B. B. Conclusions du comité
B. B. Conclusions du comité
- 39. Il paraît tout d'abord ressortir des explications du gouvernement comme des pièces que celui-ci fournit pour les appuyer que te congrès visant à promouvoir un regroupement des deux centrales syndicales croyantes du Cameroun a été organisé, non seulement avec l'accord de ces deux organisations, mais sous leurs auspices mêmes. Il semble par ailleurs que, l'unanimité n'ayant pu se faire sur une union proprement dite des deux centrales, la - majorité des participants se soit alors décidée, constituant le congrès en assemblée générale, à procéder successivement à la dissolution statutaire des organisations existantes et à la création d'une nouvelle et unique organisation. Rien ne donne à penser, au vu des éléments dont dispose le Comité, que le choix de la procédure ou son déroulement ne se soient pas effectués selon des règles démocratiques.
- 40. D'autre part, il paraît bien ressortir des observations gouvernementales - et ceci n'est pas infirmé par les termes de la plainte, au contraire - que les autorités publiques n'ont joué aucun rôle dans les décisions prises, qui semblent donc être le seul fait des travailleurs intéressés, réunis volontairement pour tenter de trouver une solution au problème qui les confrontait. Le gouvernement, en effet, n'est intervenu que pour entériner les décisions prises librement par les travailleurs en recevant dépôt des statuts de la nouvelle organisation.

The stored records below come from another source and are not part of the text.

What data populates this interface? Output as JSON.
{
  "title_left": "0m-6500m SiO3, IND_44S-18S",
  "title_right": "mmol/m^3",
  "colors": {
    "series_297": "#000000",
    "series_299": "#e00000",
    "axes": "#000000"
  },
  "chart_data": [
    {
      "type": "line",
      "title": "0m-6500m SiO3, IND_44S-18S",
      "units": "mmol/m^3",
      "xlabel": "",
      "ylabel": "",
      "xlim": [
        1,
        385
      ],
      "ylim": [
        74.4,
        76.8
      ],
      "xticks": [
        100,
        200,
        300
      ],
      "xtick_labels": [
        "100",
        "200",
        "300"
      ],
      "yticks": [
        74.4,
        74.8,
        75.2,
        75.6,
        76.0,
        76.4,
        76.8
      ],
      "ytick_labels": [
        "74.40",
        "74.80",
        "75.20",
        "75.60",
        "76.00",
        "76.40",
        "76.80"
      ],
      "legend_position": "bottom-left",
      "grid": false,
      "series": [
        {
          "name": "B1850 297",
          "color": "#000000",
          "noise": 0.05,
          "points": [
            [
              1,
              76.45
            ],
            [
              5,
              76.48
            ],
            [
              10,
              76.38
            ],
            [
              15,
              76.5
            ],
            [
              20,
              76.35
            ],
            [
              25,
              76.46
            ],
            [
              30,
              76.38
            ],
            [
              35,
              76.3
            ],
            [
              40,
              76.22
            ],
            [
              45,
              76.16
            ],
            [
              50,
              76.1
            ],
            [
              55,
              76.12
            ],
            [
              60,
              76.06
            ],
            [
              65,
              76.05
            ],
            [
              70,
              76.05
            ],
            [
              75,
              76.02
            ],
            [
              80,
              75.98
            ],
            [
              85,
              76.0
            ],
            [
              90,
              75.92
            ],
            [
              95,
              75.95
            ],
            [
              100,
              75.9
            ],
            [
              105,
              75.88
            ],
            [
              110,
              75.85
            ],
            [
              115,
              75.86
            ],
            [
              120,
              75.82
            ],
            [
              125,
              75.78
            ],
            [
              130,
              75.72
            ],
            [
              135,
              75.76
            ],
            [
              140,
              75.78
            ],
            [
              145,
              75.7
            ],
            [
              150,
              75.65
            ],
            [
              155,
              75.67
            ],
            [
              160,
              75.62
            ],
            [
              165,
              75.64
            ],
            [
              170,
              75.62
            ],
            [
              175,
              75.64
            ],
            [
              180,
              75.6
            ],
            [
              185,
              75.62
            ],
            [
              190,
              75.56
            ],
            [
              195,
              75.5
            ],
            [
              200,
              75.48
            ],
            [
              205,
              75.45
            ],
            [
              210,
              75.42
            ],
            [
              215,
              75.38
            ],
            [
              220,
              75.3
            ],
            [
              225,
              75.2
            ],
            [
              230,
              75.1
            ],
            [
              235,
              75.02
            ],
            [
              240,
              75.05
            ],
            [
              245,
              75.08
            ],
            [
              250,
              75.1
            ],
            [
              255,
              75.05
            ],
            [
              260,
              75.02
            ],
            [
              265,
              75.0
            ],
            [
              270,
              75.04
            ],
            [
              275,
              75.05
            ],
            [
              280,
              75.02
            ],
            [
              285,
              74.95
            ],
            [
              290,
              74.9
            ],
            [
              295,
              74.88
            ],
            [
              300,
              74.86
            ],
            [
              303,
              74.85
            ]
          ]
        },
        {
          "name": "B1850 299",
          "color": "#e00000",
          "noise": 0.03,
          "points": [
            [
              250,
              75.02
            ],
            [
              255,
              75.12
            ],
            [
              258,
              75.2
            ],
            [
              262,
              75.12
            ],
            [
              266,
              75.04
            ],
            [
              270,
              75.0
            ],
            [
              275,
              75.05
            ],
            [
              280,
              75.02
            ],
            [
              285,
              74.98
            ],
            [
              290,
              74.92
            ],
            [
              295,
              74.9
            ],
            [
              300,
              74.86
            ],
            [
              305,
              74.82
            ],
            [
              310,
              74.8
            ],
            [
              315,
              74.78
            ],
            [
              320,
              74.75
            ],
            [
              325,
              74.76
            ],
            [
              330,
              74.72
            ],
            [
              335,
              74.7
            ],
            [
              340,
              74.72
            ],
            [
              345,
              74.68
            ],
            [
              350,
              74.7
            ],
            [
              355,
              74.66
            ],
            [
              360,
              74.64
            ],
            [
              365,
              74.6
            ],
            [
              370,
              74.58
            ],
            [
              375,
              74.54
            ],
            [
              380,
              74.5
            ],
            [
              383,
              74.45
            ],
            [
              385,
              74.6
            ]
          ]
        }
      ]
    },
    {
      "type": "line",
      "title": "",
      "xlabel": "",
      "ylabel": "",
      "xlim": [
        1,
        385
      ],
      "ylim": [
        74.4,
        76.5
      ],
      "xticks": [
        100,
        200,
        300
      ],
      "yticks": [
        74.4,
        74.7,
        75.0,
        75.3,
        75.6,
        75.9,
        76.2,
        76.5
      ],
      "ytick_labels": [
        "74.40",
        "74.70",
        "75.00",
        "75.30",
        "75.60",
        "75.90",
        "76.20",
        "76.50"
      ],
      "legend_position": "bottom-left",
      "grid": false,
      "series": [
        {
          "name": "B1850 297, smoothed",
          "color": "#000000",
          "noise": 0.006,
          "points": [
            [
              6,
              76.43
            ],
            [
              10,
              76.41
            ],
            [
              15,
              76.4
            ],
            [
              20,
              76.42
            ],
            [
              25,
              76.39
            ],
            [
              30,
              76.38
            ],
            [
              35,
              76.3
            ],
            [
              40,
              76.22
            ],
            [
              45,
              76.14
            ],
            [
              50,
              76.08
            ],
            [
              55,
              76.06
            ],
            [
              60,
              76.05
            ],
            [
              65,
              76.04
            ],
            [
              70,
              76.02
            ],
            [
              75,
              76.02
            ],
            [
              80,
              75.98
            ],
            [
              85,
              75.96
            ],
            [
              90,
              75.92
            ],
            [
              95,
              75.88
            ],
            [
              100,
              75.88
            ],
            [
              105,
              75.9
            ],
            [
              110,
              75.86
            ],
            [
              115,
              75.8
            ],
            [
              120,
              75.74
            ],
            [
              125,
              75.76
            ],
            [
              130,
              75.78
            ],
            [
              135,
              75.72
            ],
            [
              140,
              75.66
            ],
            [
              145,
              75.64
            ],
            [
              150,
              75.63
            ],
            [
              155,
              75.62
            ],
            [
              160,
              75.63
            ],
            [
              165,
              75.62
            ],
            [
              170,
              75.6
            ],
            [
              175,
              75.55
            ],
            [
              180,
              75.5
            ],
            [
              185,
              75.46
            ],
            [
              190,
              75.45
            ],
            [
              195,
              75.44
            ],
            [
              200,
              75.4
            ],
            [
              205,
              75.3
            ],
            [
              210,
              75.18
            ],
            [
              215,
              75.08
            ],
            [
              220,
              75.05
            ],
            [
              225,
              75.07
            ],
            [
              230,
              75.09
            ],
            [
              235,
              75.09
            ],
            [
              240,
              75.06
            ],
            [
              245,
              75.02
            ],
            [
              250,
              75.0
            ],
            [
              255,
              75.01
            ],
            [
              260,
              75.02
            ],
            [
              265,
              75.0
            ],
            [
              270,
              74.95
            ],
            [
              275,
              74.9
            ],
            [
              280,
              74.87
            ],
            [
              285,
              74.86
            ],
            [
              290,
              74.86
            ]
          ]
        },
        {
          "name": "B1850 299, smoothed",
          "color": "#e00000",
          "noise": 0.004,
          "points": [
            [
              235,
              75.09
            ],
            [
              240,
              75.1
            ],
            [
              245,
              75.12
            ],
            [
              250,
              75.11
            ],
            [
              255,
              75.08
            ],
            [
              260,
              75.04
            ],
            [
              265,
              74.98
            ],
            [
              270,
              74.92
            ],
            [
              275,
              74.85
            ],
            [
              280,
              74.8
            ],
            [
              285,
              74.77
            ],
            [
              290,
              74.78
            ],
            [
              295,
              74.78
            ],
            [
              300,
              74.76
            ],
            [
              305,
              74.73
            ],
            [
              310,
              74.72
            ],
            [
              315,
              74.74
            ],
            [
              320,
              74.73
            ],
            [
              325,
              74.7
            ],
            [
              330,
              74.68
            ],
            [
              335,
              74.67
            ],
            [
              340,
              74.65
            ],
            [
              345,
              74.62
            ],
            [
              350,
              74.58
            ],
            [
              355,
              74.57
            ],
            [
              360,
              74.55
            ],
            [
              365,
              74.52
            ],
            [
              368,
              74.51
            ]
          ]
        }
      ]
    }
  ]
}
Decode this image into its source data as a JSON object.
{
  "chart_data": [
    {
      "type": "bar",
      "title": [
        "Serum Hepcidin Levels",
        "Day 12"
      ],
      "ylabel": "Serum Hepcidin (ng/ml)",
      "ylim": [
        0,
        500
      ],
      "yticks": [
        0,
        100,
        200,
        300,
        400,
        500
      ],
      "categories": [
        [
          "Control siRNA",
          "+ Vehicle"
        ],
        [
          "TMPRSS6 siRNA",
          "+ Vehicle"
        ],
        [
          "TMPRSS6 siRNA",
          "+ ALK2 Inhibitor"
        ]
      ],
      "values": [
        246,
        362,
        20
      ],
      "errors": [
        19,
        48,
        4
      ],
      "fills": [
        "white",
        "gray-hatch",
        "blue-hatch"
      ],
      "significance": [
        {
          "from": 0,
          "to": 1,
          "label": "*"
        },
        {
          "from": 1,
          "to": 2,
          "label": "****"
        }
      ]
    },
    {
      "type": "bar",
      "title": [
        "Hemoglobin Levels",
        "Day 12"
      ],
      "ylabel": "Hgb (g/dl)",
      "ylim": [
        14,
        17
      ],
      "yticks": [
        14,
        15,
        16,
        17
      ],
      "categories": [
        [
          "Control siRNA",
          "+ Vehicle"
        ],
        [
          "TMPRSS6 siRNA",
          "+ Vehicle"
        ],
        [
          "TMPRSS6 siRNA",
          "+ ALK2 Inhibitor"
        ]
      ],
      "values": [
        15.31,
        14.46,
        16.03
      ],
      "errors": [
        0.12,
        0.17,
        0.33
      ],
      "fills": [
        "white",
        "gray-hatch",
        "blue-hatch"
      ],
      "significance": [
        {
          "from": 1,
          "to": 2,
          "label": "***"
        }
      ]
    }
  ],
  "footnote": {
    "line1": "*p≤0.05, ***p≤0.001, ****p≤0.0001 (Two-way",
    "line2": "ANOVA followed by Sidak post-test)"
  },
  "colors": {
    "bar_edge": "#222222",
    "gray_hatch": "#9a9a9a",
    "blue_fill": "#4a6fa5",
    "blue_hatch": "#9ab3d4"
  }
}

- 41. En ce qui concerne enfin les aspects accessoires de la plainte - expulsion des locaux syndicaux, non-représentation dans les organismes consultatifs -, dès lorsque l'organisation plaignante avait cessé d'exister, de par la volonté même des travailleurs, il paraît évident qu'elle (ou son ex-dirigeant) ne pouvait prétendre conserver des avantages qui, s'ils étaient consentis à une organisation effective, ne pouvaient, par définition, l'être à une entité inexistante.
Recommandation du comité
Recommandation du comité
- 42. Dans ces conditions, estimant que la dissolution de l'organisation plaignante a été décidée volontairement par un congrès régulièrement convoqué par tous les travailleurs intéressés, le Comité considère que ladite dissolution, ou les conséquences qu'elle a entraînées, ne saurait être considérée comme ayant constitué une atteinte aux droits syndicaux et il recommande donc au Conseil d'administration de décider que le cas n'appelle pas de sa part un examen plus approfondi.